Raise a special Lotto prize with a house that has to belong to a NZ, so would have to be sold by a foreign winner, and have most of the winnings in small vouchers that have to be used in a hardware store. Get people obssessed with housing for a few years instead of the All Blacks.
By the way, Advantage, what motivated you to write this post, and what do you think should (and can practically) be done to improve matters?
A.
Maybe to give people such as yourself a forum to post on…..
Seems unlikely
Because I want them to succeed so much.
Would rather provoke debate now than later.
In a job the size Twyford is about to take on the guy at the top is responsible for maintaining the spirit of the mission in hand. Front the News items that capture him lugging a bassinet into a new house.
The failure or success of Kiwibuild will hinge on the key people he appoints and the dozen people each of them appoint. A smart leader appoints people that know more about their specialist areas than they ever will.

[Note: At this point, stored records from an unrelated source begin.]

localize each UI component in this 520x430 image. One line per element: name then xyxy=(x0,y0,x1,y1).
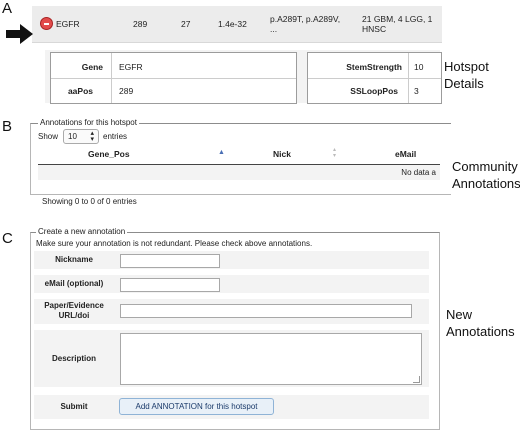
row-mutations: p.A289T, p.A289V, ... xyxy=(270,6,340,42)
nickname-input[interactable] xyxy=(120,254,220,268)
select-arrows-icon: ▴ ▾ xyxy=(90,130,94,143)
row-tumor-types: 21 GBM, 4 LGG, 1 HNSC xyxy=(362,6,432,42)
email-row: eMail (optional) xyxy=(34,275,429,293)
empty-table-text: No data a xyxy=(401,168,436,177)
submit-label: Submit xyxy=(60,402,88,411)
nickname-row: Nickname xyxy=(34,251,429,269)
description-label: Description xyxy=(51,354,96,363)
pointer-arrow-icon xyxy=(6,24,33,44)
col-gene-pos[interactable]: Gene_Pos xyxy=(88,149,130,159)
details-row: Gene EGFR xyxy=(51,55,296,79)
new-annotations-label: New Annotations xyxy=(446,307,515,339)
col-nick[interactable]: Nick xyxy=(273,149,291,159)
details-row: SSLoopPos 3 xyxy=(308,79,441,102)
description-textarea[interactable] xyxy=(120,333,422,385)
panel-c-letter: C xyxy=(2,230,13,247)
row-pvalue: 1.4e-32 xyxy=(218,19,247,29)
detail-key: SSLoopPos xyxy=(350,85,398,96)
entries-select-value: 10 xyxy=(68,132,77,141)
sort-asc-icon[interactable]: ▲ xyxy=(218,149,225,156)
hotspot-table-row[interactable]: EGFR 289 27 1.4e-32 p.A289T, p.A289V, ..… xyxy=(32,6,442,43)
row-mutations-line1: p.A289T, p.A289V, xyxy=(270,14,341,24)
add-annotation-button[interactable]: Add ANNOTATION for this hotspot xyxy=(119,398,274,415)
detail-key: aaPos xyxy=(67,85,93,96)
detail-value: 3 xyxy=(414,85,419,96)
row-tumor-types-line1: 21 GBM, 4 LGG, 1 xyxy=(362,14,433,24)
col-email[interactable]: eMail xyxy=(395,149,416,159)
detail-key: StemStrength xyxy=(346,61,402,72)
row-mutations-line2: ... xyxy=(270,24,278,34)
detail-value: EGFR xyxy=(119,61,143,72)
empty-table-row: No data a xyxy=(38,165,440,180)
entries-label: entries xyxy=(103,132,128,141)
detail-value: 10 xyxy=(414,61,424,72)
table-info-footer: Showing 0 to 0 of 0 entries xyxy=(42,197,137,206)
hotspot-details-area: Gene EGFR aaPos 289 StemStrength 10 SSLo… xyxy=(45,50,442,104)
entries-select[interactable]: 10 ▴ ▾ xyxy=(63,129,99,144)
panel-b-letter: B xyxy=(2,118,13,135)
show-label: Show xyxy=(38,132,59,141)
row-count: 27 xyxy=(181,19,191,29)
sort-both-icon[interactable]: ▴ ▾ xyxy=(333,147,336,159)
detail-value: 289 xyxy=(119,85,134,96)
annotations-table-header: Gene_Pos ▲ Nick ▴ ▾ eMail xyxy=(38,146,440,165)
details-row: StemStrength 10 xyxy=(308,55,441,79)
new-annotation-legend: Create a new annotation xyxy=(36,227,128,236)
email-input[interactable] xyxy=(120,278,220,292)
panel-a-letter: A xyxy=(2,0,13,17)
row-tumor-types-line2: HNSC xyxy=(362,24,387,34)
community-annotations-label: Community Annotations xyxy=(452,159,520,191)
row-gene: EGFR xyxy=(56,19,80,29)
paper-url-input[interactable] xyxy=(120,304,412,318)
annotations-legend: Annotations for this hotspot xyxy=(38,118,139,127)
collapse-row-icon[interactable] xyxy=(40,17,53,30)
details-table-right: StemStrength 10 SSLoopPos 3 xyxy=(307,52,442,104)
details-row: aaPos 289 xyxy=(51,79,296,102)
resize-handle-icon[interactable] xyxy=(413,376,420,383)
detail-key: Gene xyxy=(81,61,103,72)
details-table-left: Gene EGFR aaPos 289 xyxy=(50,52,297,104)
nickname-label: Nickname xyxy=(55,255,93,264)
paper-label: Paper/Evidence URL/doi xyxy=(44,301,104,320)
redundancy-notice: Make sure your annotation is not redunda… xyxy=(36,239,313,248)
row-position: 289 xyxy=(133,19,148,29)
email-label: eMail (optional) xyxy=(44,279,104,288)
hotspot-details-label: Hotspot Details xyxy=(444,59,489,91)
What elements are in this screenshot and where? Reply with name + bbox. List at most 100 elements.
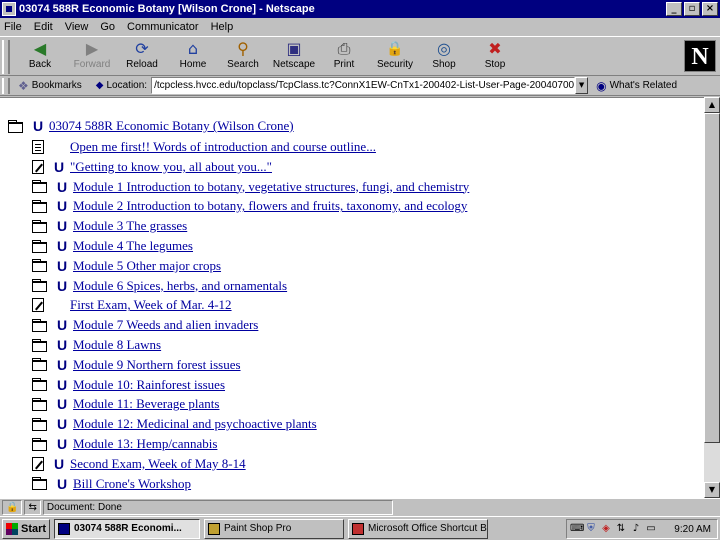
folder-icon[interactable] — [32, 318, 47, 332]
vertical-scrollbar[interactable]: ▲ ▼ — [704, 97, 720, 498]
menu-help[interactable]: Help — [211, 21, 234, 33]
course-item-link[interactable]: Module 7 Weeds and alien invaders — [73, 317, 258, 333]
stop-button[interactable]: ✖ Stop — [469, 39, 521, 75]
shield-icon[interactable]: ⛨ — [585, 523, 597, 535]
netscape-app-icon[interactable] — [2, 2, 16, 16]
title-bar[interactable]: 03074 588R Economic Botany [Wilson Crone… — [0, 0, 720, 18]
shop-button[interactable]: ◎ Shop — [418, 39, 470, 75]
url-dropdown-button[interactable]: ▼ — [575, 77, 589, 94]
monitor-icon[interactable]: ▭ — [645, 523, 657, 535]
forward-button[interactable]: ▶ Forward — [66, 39, 118, 75]
assignment-icon[interactable] — [32, 456, 44, 471]
menu-edit[interactable]: Edit — [34, 21, 53, 33]
folder-icon[interactable] — [32, 259, 47, 273]
netscape-button[interactable]: ▣ Netscape — [268, 39, 320, 75]
home-button[interactable]: ⌂ Home — [167, 39, 219, 75]
assignment-icon[interactable] — [32, 298, 44, 313]
folder-icon[interactable] — [32, 219, 47, 233]
menu-view[interactable]: View — [65, 21, 89, 33]
bookmarks-button[interactable]: Bookmarks — [32, 80, 82, 91]
location-toolbar-grip[interactable] — [2, 77, 10, 94]
window-controls: _ ▫ × — [666, 2, 718, 16]
folder-icon[interactable] — [32, 397, 47, 411]
restore-button[interactable]: ▫ — [684, 2, 700, 16]
office-shortcut-icon — [352, 522, 364, 535]
course-title-link[interactable]: 03074 588R Economic Botany (Wilson Crone… — [49, 118, 294, 134]
back-button[interactable]: ◀ Back — [14, 39, 66, 75]
security-status-icon[interactable]: 🔒 — [2, 500, 23, 515]
bookmarks-icon[interactable]: ❖ — [18, 79, 29, 93]
course-item-link[interactable]: Module 10: Rainforest issues — [73, 377, 225, 393]
task-office-shortcut-bar[interactable]: Microsoft Office Shortcut Bar — [348, 518, 488, 539]
forward-arrow-icon: ▶ — [85, 39, 99, 58]
course-item-link[interactable]: Module 12: Medicinal and psychoactive pl… — [73, 416, 317, 432]
course-item-link[interactable]: Module 4 The legumes — [73, 238, 193, 254]
course-item-link[interactable]: First Exam, Week of Mar. 4-12 — [70, 297, 232, 313]
clock[interactable]: 9:20 AM — [674, 524, 711, 535]
unit-badge-icon: U — [57, 396, 68, 413]
scroll-thumb[interactable] — [704, 113, 720, 443]
folder-icon[interactable] — [32, 199, 47, 213]
window-title: 03074 588R Economic Botany [Wilson Crone… — [19, 3, 315, 15]
folder-icon[interactable] — [32, 477, 47, 491]
minimize-button[interactable]: _ — [666, 2, 682, 16]
home-icon: ⌂ — [187, 39, 199, 58]
scroll-up-button[interactable]: ▲ — [704, 97, 720, 113]
toolbar-grip[interactable] — [2, 40, 10, 74]
unit-badge-icon: U — [54, 158, 65, 175]
close-button[interactable]: × — [702, 2, 718, 16]
course-item-link[interactable]: Module 8 Lawns — [73, 337, 161, 353]
folder-icon[interactable] — [32, 437, 47, 451]
search-button[interactable]: ⚲ Search — [217, 39, 269, 75]
assignment-icon[interactable] — [32, 159, 44, 174]
folder-icon[interactable] — [32, 338, 47, 352]
folder-icon[interactable] — [32, 180, 47, 194]
menu-communicator[interactable]: Communicator — [127, 21, 199, 33]
unit-badge-icon: U — [33, 118, 44, 134]
course-item-link[interactable]: Module 2 Introduction to botany, flowers… — [73, 198, 467, 214]
course-item-link[interactable]: Bill Crone's Workshop — [73, 476, 191, 492]
course-item-link[interactable]: Module 9 Northern forest issues — [73, 357, 241, 373]
menu-file[interactable]: File — [4, 21, 22, 33]
start-button[interactable]: Start — [2, 518, 50, 539]
unit-badge-icon: U — [57, 376, 68, 393]
course-item-link[interactable]: Second Exam, Week of May 8-14 — [70, 456, 246, 472]
network-icon[interactable]: ⇅ — [615, 523, 627, 535]
course-item-link[interactable]: Module 5 Other major crops — [73, 258, 221, 274]
course-item-link[interactable]: "Getting to know you, all about you..." — [70, 159, 272, 175]
document-icon[interactable] — [32, 140, 44, 154]
url-input[interactable]: /tcpcless.hvcc.edu/topclass/TcpClass.tc?… — [151, 77, 576, 94]
print-button[interactable]: ⎙ Print — [318, 39, 370, 75]
course-item-link[interactable]: Module 13: Hemp/cannabis — [73, 436, 217, 452]
status-text: Document: Done — [42, 500, 393, 515]
course-item-link[interactable]: Module 3 The grasses — [73, 218, 187, 234]
unit-badge-icon: U — [54, 455, 65, 472]
netscape-logo[interactable]: N — [684, 40, 716, 72]
course-item: U Module 7 Weeds and alien invaders — [32, 316, 258, 334]
folder-icon[interactable] — [32, 239, 47, 253]
security-button[interactable]: 🔒 Security — [369, 39, 421, 75]
folder-icon[interactable] — [32, 279, 47, 293]
course-item-link[interactable]: Open me first!! Words of introduction an… — [70, 139, 376, 155]
reload-button[interactable]: ⟳ Reload — [116, 39, 168, 75]
course-item-link[interactable]: Module 11: Beverage plants — [73, 396, 219, 412]
folder-icon[interactable] — [32, 378, 47, 392]
folder-icon[interactable] — [32, 417, 47, 431]
whats-related-icon[interactable]: ◉ — [596, 79, 606, 93]
scroll-down-button[interactable]: ▼ — [704, 482, 720, 498]
folder-icon[interactable] — [32, 358, 47, 372]
keyboard-icon[interactable]: ⌨ — [570, 523, 584, 535]
whats-related-button[interactable]: What's Related — [610, 80, 678, 91]
page-content: U 03074 588R Economic Botany (Wilson Cro… — [0, 97, 704, 498]
course-item-link[interactable]: Module 6 Spices, herbs, and ornamentals — [73, 278, 287, 294]
volume-icon[interactable]: ♪ — [630, 523, 642, 535]
task-paint-shop-pro[interactable]: Paint Shop Pro — [204, 518, 344, 539]
open-folder-icon[interactable] — [8, 119, 23, 133]
course-item-link[interactable]: Module 1 Introduction to botany, vegetat… — [73, 179, 469, 195]
course-item: UFirst Exam, Week of Mar. 4-12 — [32, 296, 232, 314]
antivirus-icon[interactable]: ◈ — [600, 523, 612, 535]
task-netscape[interactable]: 03074 588R Economi... — [54, 518, 200, 539]
menu-go[interactable]: Go — [100, 21, 115, 33]
page-proxy-icon[interactable]: ◆ — [96, 80, 104, 91]
shop-icon: ◎ — [437, 39, 451, 58]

I am not convinced that Labour’s policy will work any more than I am that National’s will work. A lot of the demand is the result of lax policies and an unsustainable rate of immigration. If the immigration were say 20,000 per annum, it would be possible to keep peace with demand. But every nation puts the needs of its own people first as they pay taxes and live there day in day and abide by its laws and vote in its elections. New Zealand is not and should be an exception. Put New Zealand and New Zealanders first by not permitting people who are not residents or citizens to own properties and see how much easier it becomes to own one.
And if this sounds it is coming from a New Zealand First supporter, that is because it is.

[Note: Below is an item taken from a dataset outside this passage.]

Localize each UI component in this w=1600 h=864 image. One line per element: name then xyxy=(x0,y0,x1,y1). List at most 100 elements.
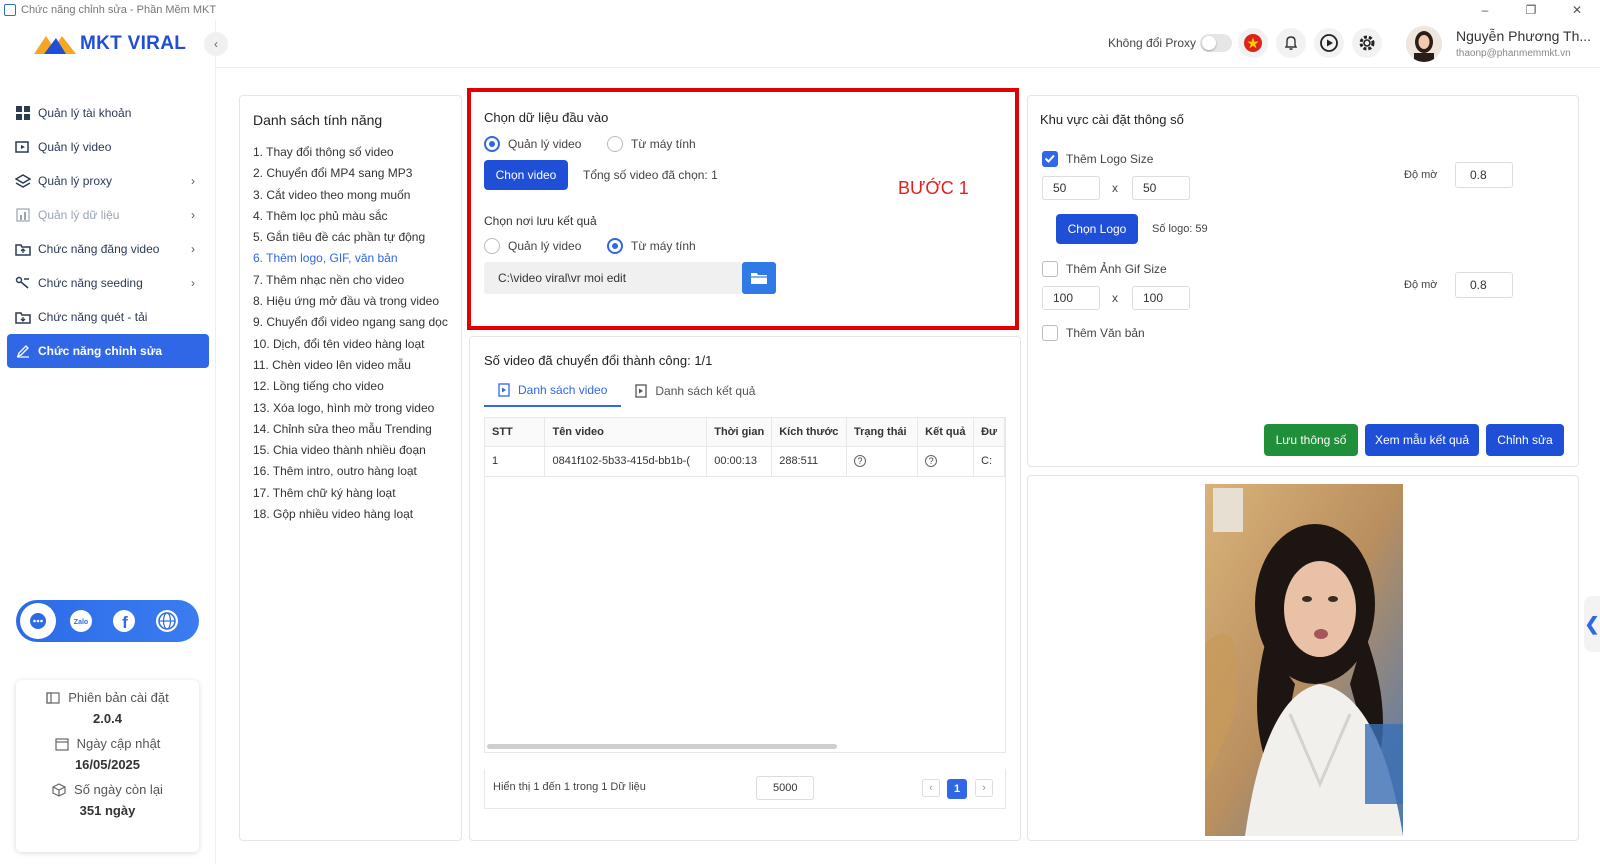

( Put New Zealand and New Zealanders first by not permitting people who are not residents or citizens to own properties and see how much easier it becomes to own one.)
I hate to say this, but I think I agree with him.
Just noticed what the woman in the back of the picture is doing – mowing the lawn with a handmower. Perfect, just what we all want to return to in these days of lessening fuel and needing to keep fit.
https://www.livinspaces.net/ls-tv/see-how-apis-cor-deliver-a-3d-printed-house-in-24-hours/
https://www.youtube.com/watch?v=naGAnhax-tI
A couple of ideas
A good start would be to start training some of the unemployed to be builders AKA apprentiships
Several commenters have mentioned the M.O.W idea. Back in the old days, if you were a government department building a school, police station or even housing for your staff like they did on the think big projects, you just built to your plan and had the MOW sign it off as being to standard. This was called a courtesy permit and the councils had to accept it. I have lived in such a house built like a brick pagoda by NZED. Imagine virtually no compliance costs! Take out the council charges and the ticket clippers and housing could be a lot cheaper. I know it’s not the silver bullet, but in some areas it could work well.
Of course it isn’t possible, not without spending serious money from the first year of a Labour government. And we all know that the Budget Responsibility Rules are designed to allow such a government to say: “we’d love to help you, and get you out of living in that car/garage/cardboard box in t’middle of road, but we can’t because the BRR says we have to run budget surpluses and pay off foreign fatcats instead. But keep voting for us and keep an eye out for our long term policies. Now I’m just about to call up my chauffeur of my crown limo to take me to my taxpayer-funded Ministerial mansion. Toodle pip and keep the Red Flag flying.”